Since children often receive low-value health services, this means that resources meant to improve pediatric care may not be put to the best use. Unfortunately, researchers know little about what factors prompt the use of these interventions. A new study looked at whether the type of insurance a child has affects whether or not they receive low-value or unnecessary interventions.

Low-tech forms of relief like hot liquids and honey may be all that is needed. And you will avoid exposing your child to the germs lurking in the doctor's office.

Low-value services are a wasteful use of health care dollars, and they may force families to pay out-of-pocket costs for unnecessary care, Kao-Ping Chua, lead author of the study, explains. “Reducing wasteful care will improve child health and decrease the financial burden of health care spending on society and families.”

Chua and his team analyzed data for 8.6 million children in 12 states using three different claims databases. They compared the proportion of publicly-insured children who received 20 unnecessary or low-value tests or medications at least once in 2014 to the proportion of privately-insured children receiving the same sorts of unnecessary care.

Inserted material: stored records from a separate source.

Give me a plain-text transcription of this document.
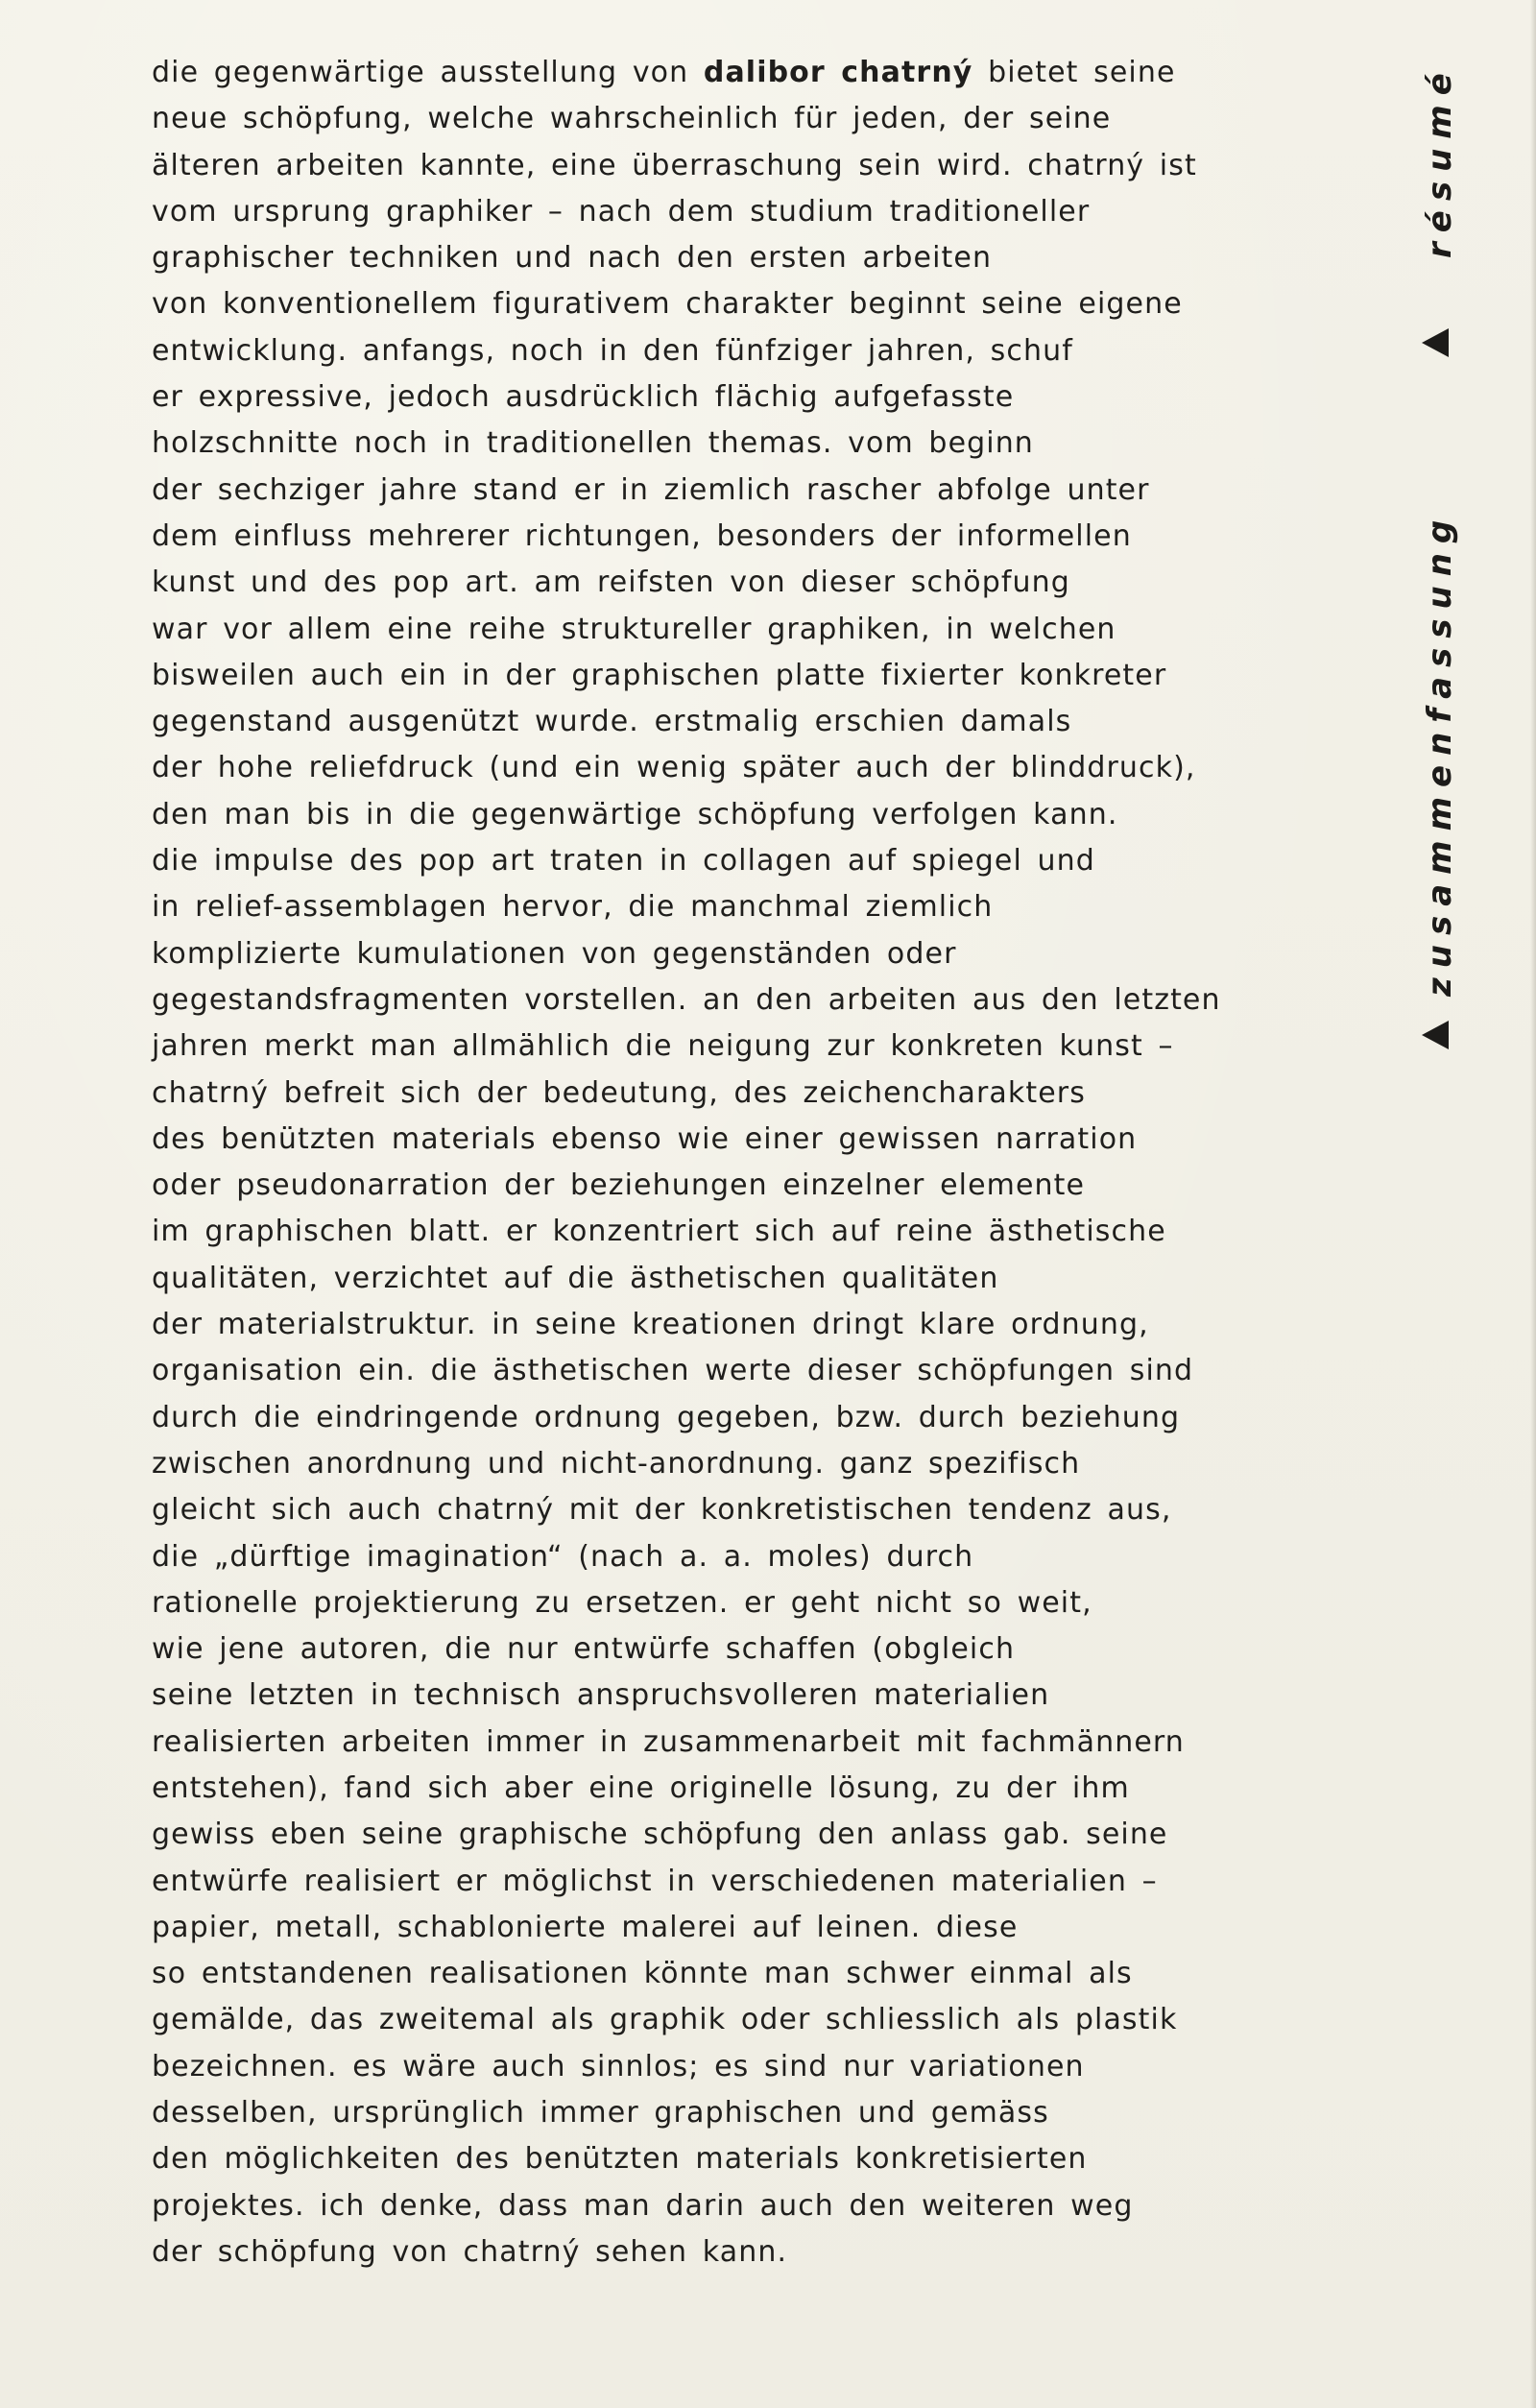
die gegenwärtige ausstellung von dalibor chatrný bietet seine
neue schöpfung, welche wahrscheinlich für jeden, der seine
älteren arbeiten kannte, eine überraschung sein wird. chatrný ist
vom ursprung graphiker – nach dem studium traditioneller
graphischer techniken und nach den ersten arbeiten
von konventionellem figurativem charakter beginnt seine eigene
entwicklung. anfangs, noch in den fünfziger jahren, schuf
er expressive, jedoch ausdrücklich flächig aufgefasste
holzschnitte noch in traditionellen themas. vom beginn
der sechziger jahre stand er in ziemlich rascher abfolge unter
dem einfluss mehrerer richtungen, besonders der informellen
kunst und des pop art. am reifsten von dieser schöpfung
war vor allem eine reihe struktureller graphiken, in welchen
bisweilen auch ein in der graphischen platte fixierter konkreter
gegenstand ausgenützt wurde. erstmalig erschien damals
der hohe reliefdruck (und ein wenig später auch der blinddruck),
den man bis in die gegenwärtige schöpfung verfolgen kann.
die impulse des pop art traten in collagen auf spiegel und
in relief-assemblagen hervor, die manchmal ziemlich
komplizierte kumulationen von gegenständen oder
gegestandsfragmenten vorstellen. an den arbeiten aus den letzten
jahren merkt man allmählich die neigung zur konkreten kunst –
chatrný befreit sich der bedeutung, des zeichencharakters
des benützten materials ebenso wie einer gewissen narration
oder pseudonarration der beziehungen einzelner elemente
im graphischen blatt. er konzentriert sich auf reine ästhetische
qualitäten, verzichtet auf die ästhetischen qualitäten
der materialstruktur. in seine kreationen dringt klare ordnung,
organisation ein. die ästhetischen werte dieser schöpfungen sind
durch die eindringende ordnung gegeben, bzw. durch beziehung
zwischen anordnung und nicht-anordnung. ganz spezifisch
gleicht sich auch chatrný mit der konkretistischen tendenz aus,
die „dürftige imagination“ (nach a. a. moles) durch
rationelle projektierung zu ersetzen. er geht nicht so weit,
wie jene autoren, die nur entwürfe schaffen (obgleich
seine letzten in technisch anspruchsvolleren materialien
realisierten arbeiten immer in zusammenarbeit mit fachmännern
entstehen), fand sich aber eine originelle lösung, zu der ihm
gewiss eben seine graphische schöpfung den anlass gab. seine
entwürfe realisiert er möglichst in verschiedenen materialien –
papier, metall, schablonierte malerei auf leinen. diese
so entstandenen realisationen könnte man schwer einmal als
gemälde, das zweitemal als graphik oder schliesslich als plastik
bezeichnen. es wäre auch sinnlos; es sind nur variationen
desselben, ursprünglich immer graphischen und gemäss
den möglichkeiten des benützten materials konkretisierten
projektes. ich denke, dass man darin auch den weiteren weg
der schöpfung von chatrný sehen kann.
résumé
zusammenfassung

Children are likely to receive wasteful care regardless of their insurance. The researchers found that one in nine publicly insured children and one in 11 privately insured children received unnecessary care, an insignificant difference. “This means efforts to reduce waste should be global in nature and target the care of all children,” said Chua, a pediatrician and researcher at the C.S. Mott Children’s Hospital and the Susan B. Meister Child Health Evaluation and Research Center at the University of Michigan.

The idea of intervention is deeply-rooted in the culture of medicine, and it is an important reason why children receive low-value services despite evidence these services don’t work, he explained. Parents want to help their sick child and rule out serious medical conditions, which is understandable. If parents miss work and their child misses school to go to the doctor, or if their child has previously received the same intervention for the same condition, they are more likely to think an intervention is needed.

For their part, doctors have a strong fear of missing something, and may act out of an overabundance of caution. Some doctors would rather overtreat and risk the side effects of an intervention, then undertreat and risk missing a catastrophic problem. “So parents and doctors have a tendency to think prescribing a drug or ordering a test is better than doing nothing, even though the right answer is often to do less,” Chua said.

The message for parents is to think before you head to the pediatrician's. Is the visit really necessary, or is it safe to give your child a day to rest and recover and see how he or she is feeling after another 24 hours? Warm liquids, hot compresses and other low-tech forms of relief may be all that is needed. And you will avoid exposing your child to the germs that may be present at the doctor's office.

The study is published in Pediatrics.